Née un mardi-Gras, elle a porté la robe de Gille en 1950: Gillette, la perfection binchoise

Le 12 février 1950, Gillette Primon, deux ans et le virus carnavalesque dans le sang, a eu l’extrême, autant que rare, privilège de pouvoir faire la… gillette accompagnée de son parrain Gérard Flot dans la société des « Supporters ».

« Je suis très fière d’avoir pu participer au Carnaval même si je ne m’en souviens plus », témoigne la principale intéressée. « Le bourgmestre de l’époque, Charles Deliège, avait donné une dérogation spéciale à mes parents pour que je puisse sortir la matinée du Mardi Gras, en costume de gille mais avec une jupe à la place du pantalon, preuve photographique à l’appui. À ma connaissance cela n’était jamais arrivé auparavant et ne s’est pas non plus reproduit. »

Un événement qui ne pourrait plus se produire de nos jours et tout spécialement depuis que la charte avec l’UNESCO a été signée stipulant qu’un gille doit être un homme. « À l’époque bien entendu, tout le monde en avait parlé » confirme Walter, toujours bon pied bon œil malgré ses 87 ans et qui se souviens de ce jour comme si c’était hier. « Mais cela n’avait choqué personne et beaucoup de gens étaient curieux de voir la toute première gillette de l’histoire du Carnaval de Binche. »

Née un Mardi Gras

Retour le 10 février 1948. Walter Primon et Élisabeth Flot s’attendent d’un instant à l’autre à la naissance de leur premier enfant. Tout se présente bien hormis le fait que nous sommes à Binche, un Mardi Gras, jour sacré pour tout Binchou qui se respecte.

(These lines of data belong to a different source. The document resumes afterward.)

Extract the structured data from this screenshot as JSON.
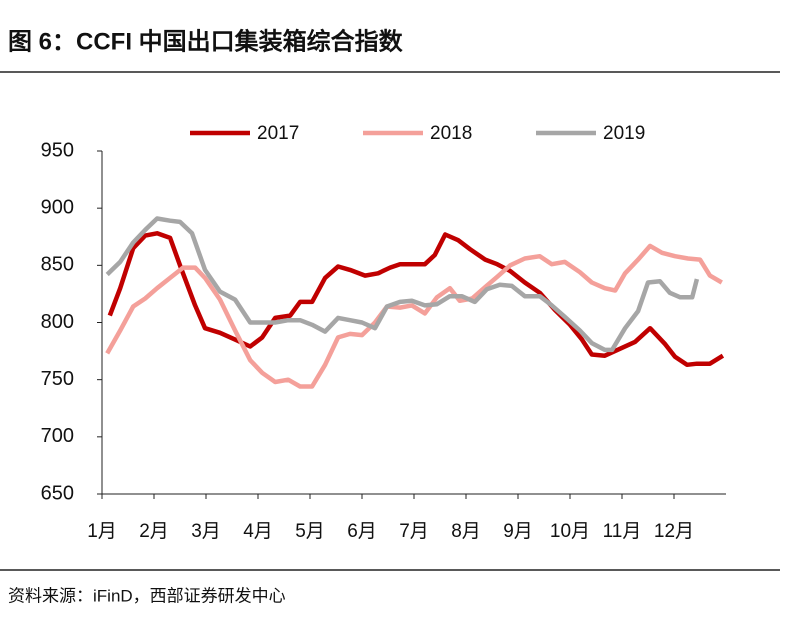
{
  "chart_data": {
    "type": "line",
    "title": "图 6：CCFI 中国出口集装箱综合指数",
    "source": "资料来源：iFinD，西部证券研发中心",
    "xlim": [
      1,
      13
    ],
    "xticks": [
      {
        "value": 1,
        "label": "1月"
      },
      {
        "value": 2,
        "label": "2月"
      },
      {
        "value": 3,
        "label": "3月"
      },
      {
        "value": 4,
        "label": "4月"
      },
      {
        "value": 5,
        "label": "5月"
      },
      {
        "value": 6,
        "label": "6月"
      },
      {
        "value": 7,
        "label": "7月"
      },
      {
        "value": 8,
        "label": "8月"
      },
      {
        "value": 9,
        "label": "9月"
      },
      {
        "value": 10,
        "label": "10月"
      },
      {
        "value": 11,
        "label": "11月"
      },
      {
        "value": 12,
        "label": "12月"
      }
    ],
    "ylim": [
      650,
      950
    ],
    "yticks": [
      650,
      700,
      750,
      800,
      850,
      900,
      950
    ],
    "legend": "top",
    "series": [
      {
        "name": "2017",
        "color": "#c00000",
        "x": [
          1.15,
          1.35,
          1.6,
          1.83,
          2.06,
          2.31,
          2.5,
          2.79,
          2.98,
          3.27,
          3.56,
          3.85,
          4.08,
          4.33,
          4.62,
          4.81,
          5.04,
          5.29,
          5.54,
          5.77,
          6.06,
          6.31,
          6.54,
          6.73,
          7.21,
          7.4,
          7.6,
          7.85,
          8.08,
          8.37,
          8.6,
          8.85,
          9.13,
          9.42,
          9.71,
          10,
          10.23,
          10.42,
          10.67,
          10.96,
          11.25,
          11.54,
          11.83,
          12.02,
          12.25,
          12.44,
          12.69,
          12.94
        ],
        "values": [
          806,
          830,
          865,
          876,
          878,
          874,
          850,
          815,
          795,
          791,
          785,
          779,
          787,
          804,
          806,
          818,
          818,
          839,
          849,
          846,
          841,
          843,
          848,
          851,
          851,
          859,
          877,
          872,
          864,
          855,
          851,
          845,
          835,
          826,
          811,
          798,
          785,
          772,
          771,
          777,
          783,
          795,
          781,
          770,
          763,
          764,
          764,
          771
        ]
      },
      {
        "name": "2018",
        "color": "#f4a09a",
        "x": [
          1.1,
          1.35,
          1.6,
          1.83,
          2.06,
          2.31,
          2.56,
          2.79,
          2.98,
          3.27,
          3.56,
          3.85,
          4.08,
          4.33,
          4.58,
          4.81,
          5.04,
          5.29,
          5.54,
          5.77,
          6,
          6.25,
          6.48,
          6.73,
          6.96,
          7.21,
          7.44,
          7.69,
          7.88,
          8.12,
          8.37,
          8.6,
          8.85,
          9.13,
          9.42,
          9.65,
          9.9,
          10.19,
          10.42,
          10.67,
          10.87,
          11.06,
          11.31,
          11.54,
          11.77,
          12.02,
          12.27,
          12.5,
          12.69,
          12.92
        ],
        "values": [
          773,
          793,
          814,
          821,
          830,
          839,
          848,
          848,
          839,
          820,
          793,
          767,
          756,
          748,
          750,
          744,
          744,
          763,
          787,
          790,
          789,
          800,
          814,
          813,
          815,
          808,
          822,
          830,
          819,
          821,
          831,
          840,
          850,
          856,
          858,
          851,
          853,
          844,
          835,
          830,
          828,
          843,
          855,
          867,
          861,
          858,
          856,
          855,
          841,
          835
        ]
      },
      {
        "name": "2019",
        "color": "#a6a6a6",
        "x": [
          1.1,
          1.35,
          1.6,
          1.83,
          2.06,
          2.31,
          2.5,
          2.73,
          2.98,
          3.27,
          3.56,
          3.85,
          4.08,
          4.33,
          4.58,
          4.81,
          5.04,
          5.29,
          5.54,
          5.77,
          6,
          6.25,
          6.48,
          6.73,
          6.96,
          7.21,
          7.44,
          7.69,
          7.92,
          8.17,
          8.4,
          8.65,
          8.88,
          9.13,
          9.42,
          9.65,
          9.9,
          10.19,
          10.42,
          10.67,
          10.81,
          11.06,
          11.31,
          11.5,
          11.73,
          11.92,
          12.12,
          12.35,
          12.44
        ],
        "values": [
          842,
          853,
          870,
          881,
          891,
          889,
          888,
          878,
          846,
          827,
          820,
          800,
          800,
          800,
          802,
          802,
          798,
          792,
          804,
          802,
          800,
          795,
          814,
          818,
          819,
          815,
          816,
          823,
          823,
          818,
          829,
          833,
          832,
          823,
          823,
          815,
          805,
          793,
          782,
          776,
          776,
          795,
          810,
          835,
          836,
          826,
          822,
          822,
          838
        ]
      }
    ]
  }
}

L’accouchement se passe sans aucun souci et le bébé peut pousser ses premiers cris dans les bras de la sage-femme rappelée dare-dare… du café dans lequel elle avait ses habitudes en temps de Carnaval. Le prénom de la petite est par conséquent tout trouvé. Walter et Élisabeth l’appelleront Gillette. « Lorsqu’il a fallu lui choisir un prénom, nous n’avons pas hésité longtemps », nous explique Walter. « Toute la famille de ma femme faisait le gille chez les « Supporters ». C’est donc tout naturellement qu’en soirée, ils sont tous venus en tambours pour souhaiter la bienvenue à la petite Gillette. »

Refus de l’Etat-civil

Gillette, un prénom évidemment peu commun et qui a même été refusé par les autorités communales de l’époque. « Officiellement je me prénomme Gisèle mais personne ne me connaît sous ce nom-là. Je suis fière de mon prénom, de son histoire et de tout ce que cela a pu impliquer. Contrairement à ce que l’on pourrait croire, je n’ai jamais subi de moquerie que ce soit à l’école ou dans la vie de tous les jours, même durant l’avènement de la marque de lames de rasoirs. »

Avec sa fille Laetitia et ses petits-enfants Nathan et Samuël, tous les deux membres de la société des… « Supporters », Gillette fêtera ce mercredi son 68e anniversaire et fera tout pour que la tradition folklorique familiale perdure.